Con la diffusione dei contratti di lavoro precari è diventato più difficile per i giovani italiani raggiungere l’agognato traguardo del posto fisso. L’instabilità occupazionale influisce su molte delle scelte di vita tra cui quella di avere il primo figlio.
La prima nascita tende ad essere posticipata al momento in cui si ha una posizione lavorativa stabile, lasciando al contempo un minor arco di anni fertili per avere i figli successivi.
Allo stesso tempo, la maggior partecipazione delle donne al mercato del lavoro ha messo in crisi la tradizionale suddivisione dei compiti che vedeva l’uomo dedito al lavoro e la donna ad occuparsi esclusivamente della casa.
Sebbene sia chiaro che in quasi tutti i paesi industrializzati sia calato il numero medio di figli per donna, ciò che risulta ancora non ben definito è, in realtà, il rapporto tra questo indicatore e la partecipazione delle donne nel mercato del lavoro. Sin dagli anni ’80, infatti, ad avere il maggior numero di figli sono le donne dei paesi in cui la presenza femminile nel mercato del lavoro è maggiore.
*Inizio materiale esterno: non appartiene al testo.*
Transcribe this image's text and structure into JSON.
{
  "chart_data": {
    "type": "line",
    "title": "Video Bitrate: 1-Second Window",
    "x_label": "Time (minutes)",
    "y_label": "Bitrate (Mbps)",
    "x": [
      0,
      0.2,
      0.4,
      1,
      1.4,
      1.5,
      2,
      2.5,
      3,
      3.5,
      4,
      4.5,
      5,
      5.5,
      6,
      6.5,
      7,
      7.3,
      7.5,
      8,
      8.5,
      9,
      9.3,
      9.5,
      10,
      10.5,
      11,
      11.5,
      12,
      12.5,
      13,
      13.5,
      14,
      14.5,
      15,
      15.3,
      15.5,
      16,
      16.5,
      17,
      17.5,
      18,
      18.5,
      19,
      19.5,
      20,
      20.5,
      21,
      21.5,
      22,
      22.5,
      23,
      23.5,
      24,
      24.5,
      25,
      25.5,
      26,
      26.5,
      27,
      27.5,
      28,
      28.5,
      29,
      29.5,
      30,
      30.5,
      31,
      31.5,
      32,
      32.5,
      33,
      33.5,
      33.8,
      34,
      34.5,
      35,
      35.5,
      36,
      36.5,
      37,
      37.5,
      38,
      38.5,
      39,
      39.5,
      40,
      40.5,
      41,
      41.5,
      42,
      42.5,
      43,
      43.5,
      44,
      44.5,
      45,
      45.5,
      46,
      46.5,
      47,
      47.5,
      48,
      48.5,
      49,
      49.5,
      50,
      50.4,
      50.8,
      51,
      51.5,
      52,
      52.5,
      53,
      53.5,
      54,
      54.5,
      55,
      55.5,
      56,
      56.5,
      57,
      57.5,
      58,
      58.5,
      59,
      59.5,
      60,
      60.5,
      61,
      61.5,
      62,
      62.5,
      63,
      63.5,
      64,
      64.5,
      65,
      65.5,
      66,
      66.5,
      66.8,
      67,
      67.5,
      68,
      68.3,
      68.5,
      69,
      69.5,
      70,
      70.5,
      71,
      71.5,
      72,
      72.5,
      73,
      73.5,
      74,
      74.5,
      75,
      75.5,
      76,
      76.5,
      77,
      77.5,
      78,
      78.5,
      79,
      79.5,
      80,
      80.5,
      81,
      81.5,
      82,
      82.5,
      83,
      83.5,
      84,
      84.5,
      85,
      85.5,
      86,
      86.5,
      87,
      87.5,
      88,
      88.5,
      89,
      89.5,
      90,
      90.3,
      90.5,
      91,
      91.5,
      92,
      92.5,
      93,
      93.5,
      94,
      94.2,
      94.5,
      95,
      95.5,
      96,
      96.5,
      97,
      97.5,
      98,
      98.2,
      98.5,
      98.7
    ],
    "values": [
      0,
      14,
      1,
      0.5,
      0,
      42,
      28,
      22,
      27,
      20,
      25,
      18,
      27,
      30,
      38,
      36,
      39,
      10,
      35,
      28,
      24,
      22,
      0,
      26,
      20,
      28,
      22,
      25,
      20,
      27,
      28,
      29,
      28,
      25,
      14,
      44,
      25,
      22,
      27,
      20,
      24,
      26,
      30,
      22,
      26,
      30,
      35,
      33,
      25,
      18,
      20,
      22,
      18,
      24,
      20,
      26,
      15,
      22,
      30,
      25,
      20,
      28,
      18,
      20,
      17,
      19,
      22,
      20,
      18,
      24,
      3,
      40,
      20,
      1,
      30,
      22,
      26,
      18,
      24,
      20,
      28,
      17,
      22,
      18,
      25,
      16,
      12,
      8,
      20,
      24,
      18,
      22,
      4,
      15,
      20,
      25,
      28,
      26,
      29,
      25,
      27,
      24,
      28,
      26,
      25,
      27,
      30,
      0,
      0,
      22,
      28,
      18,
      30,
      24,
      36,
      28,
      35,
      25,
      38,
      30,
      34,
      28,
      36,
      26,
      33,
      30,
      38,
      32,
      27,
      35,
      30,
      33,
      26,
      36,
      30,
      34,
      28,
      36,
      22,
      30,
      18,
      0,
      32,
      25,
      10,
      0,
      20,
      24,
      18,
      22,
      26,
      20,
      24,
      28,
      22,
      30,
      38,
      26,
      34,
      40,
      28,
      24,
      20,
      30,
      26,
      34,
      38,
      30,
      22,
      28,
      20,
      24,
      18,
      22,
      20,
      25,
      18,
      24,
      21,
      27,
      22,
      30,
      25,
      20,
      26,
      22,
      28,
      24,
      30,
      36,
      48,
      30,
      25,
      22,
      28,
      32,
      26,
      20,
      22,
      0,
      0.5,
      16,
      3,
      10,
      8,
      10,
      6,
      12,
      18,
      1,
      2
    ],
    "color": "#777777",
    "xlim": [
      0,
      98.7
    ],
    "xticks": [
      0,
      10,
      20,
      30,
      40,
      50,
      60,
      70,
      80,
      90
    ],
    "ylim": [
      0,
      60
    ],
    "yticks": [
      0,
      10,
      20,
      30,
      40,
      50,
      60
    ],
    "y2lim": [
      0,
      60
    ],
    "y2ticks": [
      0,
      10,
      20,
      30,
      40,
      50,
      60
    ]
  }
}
Lavoro precario e maggiore presenza femminile nel mondo del lavoro hanno portato ad un mutamento delle dinamiche di coppia e al modificarsi dei fattori da considerare nella scelta di avere o meno dei figli. Di questo cambiamento parlano Daniele Vignoli, Sven Drefahl e Gustavo De Santis in un articolo del 2012 pubblicato su Demographic Research1.

Il caso italiano è, secondo i tre studiosi, particolarmente interessante per molti motivi: la partecipazione delle donne al mercato del lavoro è ancora relativamente scarsa, e ad aggiungersi a questo, negli ultimi anni c’è stata una crescente instabilità lavorativa da parte degli uomini. Per i giovani italiani è sempre più difficile trovare lavoro, è ancora più difficile trovare un posto fisso.
Allo stesso tempo l’Italia è un paese contraddittorio, in cui il supporto istituzionale per le madri lavoratrici è tradizionalmente modesto, il lavoro part-time è raro, gli orari lavorativi sono rigidi, la disponibilità di asili nido è scarsa e, in generale, sono pochi gli aiuti statali per la cura dei bambini, specialmente per i più piccoli.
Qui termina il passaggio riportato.